Molar mass of O = 16.00 g/mol.
Moles of O = $\frac{0.91\ \text{g}}{16.00\ \text{g/mol}}$ ≈ 0.056875 mol.

Step6: Find the smallest mole value

Smallest moles: N (0.1135) or O (0.056875)? Wait, no—wait, moles of O is ~0.0569, N is ~0.1135, C is 0.5674, H is 0.6810. Wait, no, wait: Wait, moles of O calculation: Wait, mass of O: 10.00 - (C + H + N) = 10 - (6.814 + 0.686 + 1.590) = 10 - 9.09 = 0.91 g. Then moles O = 0.91 / 16 ≈ 0.056875.

Wait, but let's recheck: Wait, moles of N: N₂ is 1.590 g, molar mass 28.02, so moles N₂ = 1.590 / 28.02 ≈ 0.05675, so moles N = 2×0.05675 = 0.1135. Ah, I see, earlier mistake: moles of N₂ is 0.05675, so N is 0.1135 mol.

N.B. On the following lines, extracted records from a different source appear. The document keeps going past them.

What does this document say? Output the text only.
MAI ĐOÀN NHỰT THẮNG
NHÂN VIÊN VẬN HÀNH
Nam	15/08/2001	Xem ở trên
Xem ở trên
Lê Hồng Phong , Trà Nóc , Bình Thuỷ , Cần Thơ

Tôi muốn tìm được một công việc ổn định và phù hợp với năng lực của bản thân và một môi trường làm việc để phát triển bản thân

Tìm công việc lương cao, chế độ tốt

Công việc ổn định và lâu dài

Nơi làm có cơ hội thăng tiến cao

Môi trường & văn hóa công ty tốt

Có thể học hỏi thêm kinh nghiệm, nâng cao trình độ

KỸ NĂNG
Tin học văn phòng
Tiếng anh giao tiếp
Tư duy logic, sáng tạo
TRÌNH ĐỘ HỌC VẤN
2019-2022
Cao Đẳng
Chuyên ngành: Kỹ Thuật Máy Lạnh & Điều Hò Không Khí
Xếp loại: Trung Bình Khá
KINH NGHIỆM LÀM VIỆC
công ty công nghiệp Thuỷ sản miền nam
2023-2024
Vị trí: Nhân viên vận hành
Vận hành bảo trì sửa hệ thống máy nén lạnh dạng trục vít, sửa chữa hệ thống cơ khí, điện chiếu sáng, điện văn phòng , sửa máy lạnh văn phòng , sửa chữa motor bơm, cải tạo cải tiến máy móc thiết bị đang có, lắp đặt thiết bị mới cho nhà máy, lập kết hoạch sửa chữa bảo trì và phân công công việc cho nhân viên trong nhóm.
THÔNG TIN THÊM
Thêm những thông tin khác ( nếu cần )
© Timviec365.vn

Now, find the smallest mole value among C (0.5674), H (0.6810), N (0.1135), O (0.056875). The smallest is O: ~0.056875. Wait, no, O is 0.056875, N is 0.1135 (which is ~twice O). Wait, maybe I messed up O calculation. Wait, mass of sample is 10.00 g. Mass of C: 0.5674 mol ×12.01 = ~6.814 g. Mass of H: 0.6810 mol ×1.008 = ~0.686 g. Mass of N: 1.590 g (since N₂ is 1.590 g, so N is 1.590 g). So total mass of C + H + N = 6.814 + 0.686 + 1.590 = 9.09 g. Therefore, mass of O = 10.00 - 9.09 = 0.91 g. Moles of O = 0.91 / 16 = 0.056875 mol.

Now, divide each mole by the smallest mole (O: 0.056875) to get ratios:

C: 0.5674 / 0.056875 ≈ 9.977 ≈ 10.
H: 0.6810 / 0.056875 ≈ 11.97 ≈ 12.
N: 0.1135 / 0.056875 ≈ 1.996 ≈ 2.
O: 0.056875 / 0.056875 = 1.

Wait, but wait, maybe the smallest is N? Wait, no, N is 0.1135, O is 0.056875 (half of N). Wait, maybe I made a mistake in O mass. Wait, let's recalculate mass of O:

Mass of C: from CO₂: 24.972 g CO₂ × (12.01 / 44.01) = 24.972 × 0.2729 ≈ 6.814 g (correct).

Mass of H: from H₂O: 6.135 g H₂O × (2×1.008 / 18.016) = 6.135 × 0.1119 ≈ 0.686 g (correct).

Mass of N: 1.590 g (correct, since N₂ is 1.590 g, so N is 1.590 g).

Total: 6.814 + 0.686 + 1.590 = 9.09 g. So O is 10.00 - 9.09 = 0.91 g (correct). Moles O: 0.91 / 16 = 0.056875 (correct).

Now, moles:

C: 0.5674, H: 0.6810, N: 0.1135, O: 0.056875.

Divide each by O's moles (0.056875):

C: 0.5674 / 0.056875 ≈ 9.977 ≈ 10.

Ah, so the subscript for C is 10.

Wait, let's check again. Moles of C: 24.972 g CO₂. Molar mass CO₂ 44.01, so moles CO₂ = 24.972 / 44.01 = 0.5674 mol. So C is 0.5674 mol.

Moles of O from CO₂: 2×0.5674 = 1.1348 mol.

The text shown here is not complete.